J'écris, souvent sur ces petits carnets moleskine que j'emporte avec moi partout où je vais ; en vacances, pendant mes promenades, toujours à portée de la main.
J'écris ! C'est comme une valse. Le crayon entre mes doigts hésite, se pose sur la feuille blanche, puis se soulève, et se pose à nouveau. Pour dessiner cette première lettre, majuscule, minuscule, qu'importe ! C'est le début qui est le plus excitant ! J'aime cette sensation de vide et de trop plein devant la page blanche quand les mots se bousculent comme à la porte du magasin un jour de solde. Ils sont là, prêts à s'écouler du stylo...
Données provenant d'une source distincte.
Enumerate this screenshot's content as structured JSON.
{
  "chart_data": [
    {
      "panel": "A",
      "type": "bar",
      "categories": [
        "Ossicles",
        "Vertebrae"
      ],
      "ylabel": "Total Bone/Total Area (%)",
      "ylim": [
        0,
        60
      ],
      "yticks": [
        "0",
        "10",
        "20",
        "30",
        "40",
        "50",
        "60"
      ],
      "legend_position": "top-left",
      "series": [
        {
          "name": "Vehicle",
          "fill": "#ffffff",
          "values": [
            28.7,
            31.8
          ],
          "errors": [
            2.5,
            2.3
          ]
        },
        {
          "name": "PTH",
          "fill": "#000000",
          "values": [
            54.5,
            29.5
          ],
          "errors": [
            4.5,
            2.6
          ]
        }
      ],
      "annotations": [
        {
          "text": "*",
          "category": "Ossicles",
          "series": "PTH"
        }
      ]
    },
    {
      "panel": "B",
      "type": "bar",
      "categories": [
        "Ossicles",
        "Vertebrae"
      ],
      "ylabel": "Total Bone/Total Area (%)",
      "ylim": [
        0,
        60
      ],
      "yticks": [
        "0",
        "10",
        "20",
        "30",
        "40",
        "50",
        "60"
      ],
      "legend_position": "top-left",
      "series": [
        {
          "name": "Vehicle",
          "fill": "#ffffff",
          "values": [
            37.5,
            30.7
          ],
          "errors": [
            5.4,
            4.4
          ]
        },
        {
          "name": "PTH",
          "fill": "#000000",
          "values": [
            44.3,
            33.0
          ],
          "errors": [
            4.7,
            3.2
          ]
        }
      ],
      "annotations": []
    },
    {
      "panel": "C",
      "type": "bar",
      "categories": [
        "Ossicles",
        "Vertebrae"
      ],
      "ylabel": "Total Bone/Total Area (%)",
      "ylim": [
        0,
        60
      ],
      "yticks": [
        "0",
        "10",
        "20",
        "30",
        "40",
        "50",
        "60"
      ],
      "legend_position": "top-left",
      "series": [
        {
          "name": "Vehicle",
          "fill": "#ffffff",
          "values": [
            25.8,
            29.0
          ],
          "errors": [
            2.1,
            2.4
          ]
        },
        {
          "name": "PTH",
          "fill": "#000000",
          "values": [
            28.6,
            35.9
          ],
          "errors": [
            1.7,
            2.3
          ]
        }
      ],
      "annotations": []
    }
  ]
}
Et c'est parti ! Simplement parce avec inconscience, les idées ne restant pas en place il faut les poser. Alors j'écris. Plus rien n'existe. Seul cet espace dessiné par la page du petit carnet et la hauteur du stylo qui de temps en temps s'élève pour se poser sur ma lèvre. Quelques mots colorés, quelques uns parfumés et ils prennent tournure pour faire un ensemble unique, quelques phrases qui s'unissent pour raconter peut-être la vie, un rêve, l'amour, la tristesse, l'amitié.
Simplement, j'écris. Je souris, je grimace, je fronce les sourcils j'entends ma voix silencieuse, dire ces mots en suivant le stylo, en y mettant la bonne intonation. J'écris la ponctuation approximative, imprécise qui m'obligera à me relire pour donner à la phrase le bon sens à mes mots.
J'écris. Je pose le stylo après le point final. La valse se termine en apothéose.